Democrats want Mnuchin to explain why bailed-out airlines are cutting workers’ hours

House Democrats want Treasury Secretary Steven Mnuchin to explain why airlines are getting away with cutting workers’ hours after they received portions of $25 billion in government coronavirus relief funds aimed at maintaining worker payroll.

The lawmakers also want Mnuchin to explain whether he told the airlines they were permitted to cut the hours. 

Airlines, including DeltaJetBlue and United, have announced or already cut the schedules of their hourly workers to reduce costs after air travel demand fell to the lowest in decades. That’s despite having accepted government aid as part of the $2.2 trillion CARES Act, on the condition they withhold from laying off or cutting worker pay rates through Sept. 30.

“United, Delta, and JetBlue airlines have all unilaterally cut workers hours – in some cases significantly decreasing these employees’ pay and benefits,” Reps. Jan Schakowsky and Jesus Garcia of Illinois, and Katie Porter of California, wrote in a letter to Treasury obtained by CNBC that they plan on delivering later Tuesday. 

“The creative position held by these airlines is that an hours cut is somehow unrelated to compensation, which is protected under the CARES Act. The hour cuts imposed by these carriers have made some workers eligible for unemployment assistance – a circumstance the legislation was explicitly designed to prevent. These carriers are very clearly out of compliance with the letter and spirit of the law.”

The House lawmakers in their letter Tuesday pushed Mnuchin to release guidelines clarifying that reducing hours would be in violation of the CARES Act. They also want to know whether he, or other members of the department, had any prior communication with airline carriers about whether it would be acceptable for them to cut worker hours. 

“Please disclose whether you or any other Treasury officials provided carriers with guidance that cutting worker hours would be allowable under the terms of the CARES Act,” they wrote.

“If so, which carriers did you and your team consult with and what guidance did you provide?”

The letter follows a similar letter from Sens. Charles Schumer, D-N.Y., Maria Cantwell, D-Wash., and Sherrod Brown, D-Ohio to Mnuchin earlier this month. And last week, 13 Senate Democrats wrote to the CEOs of Delta and JetBlue, saying: “When it comes down to what’s in an employee’s paycheck, reducing hours and cutting pay have the same effect: less money for workers to take care of themselves and their families.”

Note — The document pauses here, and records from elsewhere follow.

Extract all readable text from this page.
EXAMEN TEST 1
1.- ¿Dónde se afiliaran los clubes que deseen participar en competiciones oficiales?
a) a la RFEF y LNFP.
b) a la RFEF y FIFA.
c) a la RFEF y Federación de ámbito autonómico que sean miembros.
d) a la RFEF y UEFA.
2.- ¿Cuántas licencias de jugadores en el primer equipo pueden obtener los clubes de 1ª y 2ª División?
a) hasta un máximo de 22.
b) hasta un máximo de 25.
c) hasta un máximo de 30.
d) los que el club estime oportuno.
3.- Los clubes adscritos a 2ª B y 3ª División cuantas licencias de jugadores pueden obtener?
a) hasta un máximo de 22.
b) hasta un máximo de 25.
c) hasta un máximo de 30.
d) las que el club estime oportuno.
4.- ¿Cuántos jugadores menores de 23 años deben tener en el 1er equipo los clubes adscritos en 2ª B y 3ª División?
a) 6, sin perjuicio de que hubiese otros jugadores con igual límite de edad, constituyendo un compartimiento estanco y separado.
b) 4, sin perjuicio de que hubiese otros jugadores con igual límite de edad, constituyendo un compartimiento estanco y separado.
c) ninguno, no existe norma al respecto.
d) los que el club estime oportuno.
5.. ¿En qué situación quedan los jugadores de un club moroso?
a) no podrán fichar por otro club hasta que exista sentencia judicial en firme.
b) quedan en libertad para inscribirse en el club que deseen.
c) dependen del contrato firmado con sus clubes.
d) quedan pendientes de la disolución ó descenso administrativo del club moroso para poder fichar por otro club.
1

New York-based JetBlue said it is compliant with the terms of the federal aid.

“In full compliance with the CARES Act requirements, we put in place a variety of programs with an emphasis on voluntary time off and unpaid leave programs,” it said in a statement. “Given that our flights in many cities are completely suspended and are significantly reduced in others, there are quite literally no hours for our crewmembers to work in many cases.”

Delta also said its “work schedule reductions, which comply with the CARES Act, ultimately protect jobs.”

Delta has reduced non-flight attendant and pilot work schedules, such as ground workers, by 25%. Those reduced schedules are set to continue for several months.

“As I mentioned during our virtual town hall last week, given the substantially reduced current demand for our product, the schedule reduction for ground-based hourly and merit employees will need to be extended through September,” Delta CEO Ed Bastian said in a staff note last Thursday, which was seen by CNBC. “This is consistent with the reduced flying schedule and hours for our flight crews.”

Airlines have urged employees to take voluntary partially paid or unpaid leaves to help the airline reduce costs. 

United said that under the CARES Act any employee furloughs are voluntary.

“We are taking proactive, cost-cutting measures to offset an unprecedented drop in travel demand and to help us achieve our overall goal to preserve as much financial flexibility now so we can not only survive this crisis, but thrive once it is behind us,” United said in a statement.

The Chicago-based carrier earlier this month backed away from some mandatory schedule changes after an outcry and lawsuit from the union that represents its fleet and customer service workers.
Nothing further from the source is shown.